The Opposition seized on a CBC report that found a Privy Council Office technician was able to travel to the island by commercially chartered seaplane, undermining Trudeau's own argument that the helicopter was his only option.
"It's bad enough that the prime minister chose to vacation at one of the most expensive destination(s) in the world when taxpayers have to pay," Ambrose told the House of Commons.
"But why did the prime minister tell Canadians a private helicopter was his only option when he knew it was against the law, against his own ethical guidelines and now, we find out, it wasn't even true."
In mid-January, shortly after the vacation was over, Trudeau told reporters in Kingston, Ont., that travel to and from the island "happens on the Aga Khan's private helicopter."
In the weeks following, the prime minister made similar assertions in the Commons.
CBC says the government's initial $127,187 cost estimate for the trip did not include another $6,695 for the seaplane.
Trudeau responded to the allegations Tuesday with his standard reply: that it was a private family vacation that he's happy to discuss with the federal ethics commissioner.
But he also fended off questions from the opposition about his own decision-making abilities by saying the Mounties ultimately bear responsibility for deciding which mode of transportation he took to the island.
"Furthermore, on prime ministerial travel, as is always the case, the RCMP makes determinations around what is the most secure way for a prime minister to travel," Trudeau said.
Government House leader Bardish Chagger, who fielded a number of questions with Trudeau sitting right next to her, also cited security rules that made it impossible for the prime minister to get to the island any other way.
"The RCMP determines the safest route for the prime minister to travel," Chagger said.
The vacation has embroiled Trudeau in an ethics probe since January and exposed his government to attacks about overspending on government entitlements — long a Liberal Achilles' heel.
Security rules mean the prime minister isn't allowed to travel without a security detail, nor are the prime minister and his family allowed to take commercial flights.
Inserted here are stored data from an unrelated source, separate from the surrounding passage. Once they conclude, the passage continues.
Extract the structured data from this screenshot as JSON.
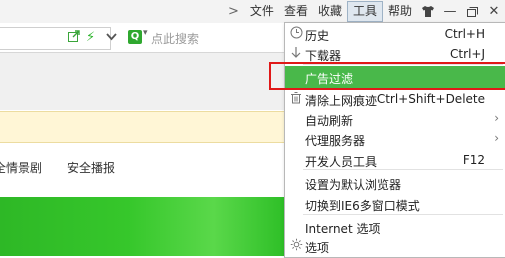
{
  "menubar": {
    "items": [
      "文件",
      "查看",
      "收藏",
      "工具",
      "帮助"
    ],
    "active": "工具"
  },
  "search": {
    "logo_letter": "Q",
    "placeholder": "点此搜索"
  },
  "content": {
    "nav_links": [
      "全情景剧",
      "安全播报"
    ]
  },
  "colors": {
    "accent_green": "#49b84a",
    "highlight_border": "#e01818",
    "banner_green": "#36c72b"
  },
  "dropdown": {
    "items": [
      {
        "label": "历史",
        "shortcut": "Ctrl+H",
        "icon": "history-clock-icon"
      },
      {
        "label": "下载器",
        "shortcut": "Ctrl+J",
        "icon": "download-arrow-icon"
      },
      {
        "label": "广告过滤",
        "shortcut": "",
        "highlighted": true
      },
      {
        "label": "清除上网痕迹",
        "shortcut": "Ctrl+Shift+Delete",
        "icon": "trash-icon"
      },
      {
        "label": "自动刷新",
        "submenu": true
      },
      {
        "label": "代理服务器",
        "submenu": true
      },
      {
        "label": "开发人员工具",
        "shortcut": "F12"
      },
      {
        "label": "设置为默认浏览器"
      },
      {
        "label": "切换到IE6多窗口模式"
      },
      {
        "label": "Internet 选项"
      },
      {
        "label": "选项",
        "icon": "gear-icon"
      }
    ]
  }
}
That means they must fly on government aircraft.
Government rules also prohibit the prime minister, cabinet ministers and parliamentary secretaries from accepting free travel on non-commercial chartered or private aircraft without first seeking the approval of the ethics commissioner.
The federal ethics watchdog is looking into the trip to see if Trudeau violated those guidelines.
More than half the cost of the trip to the Aga Khan's island — about $72,000 — was for an RCMP security detail, a cost the government has said would have been incurred regardless of where the prime minister vacationed.
Liberal Party president Anna Gainey and her spouse joined the Trudeau family on the island along with Liberal MP Seamus O'Regan and his husband.
O'Regan has said he, too, travelled on the Aga Khan's helicopter. But as an MP, he is not bound by the same rules as the prime minister and cabinet ministers.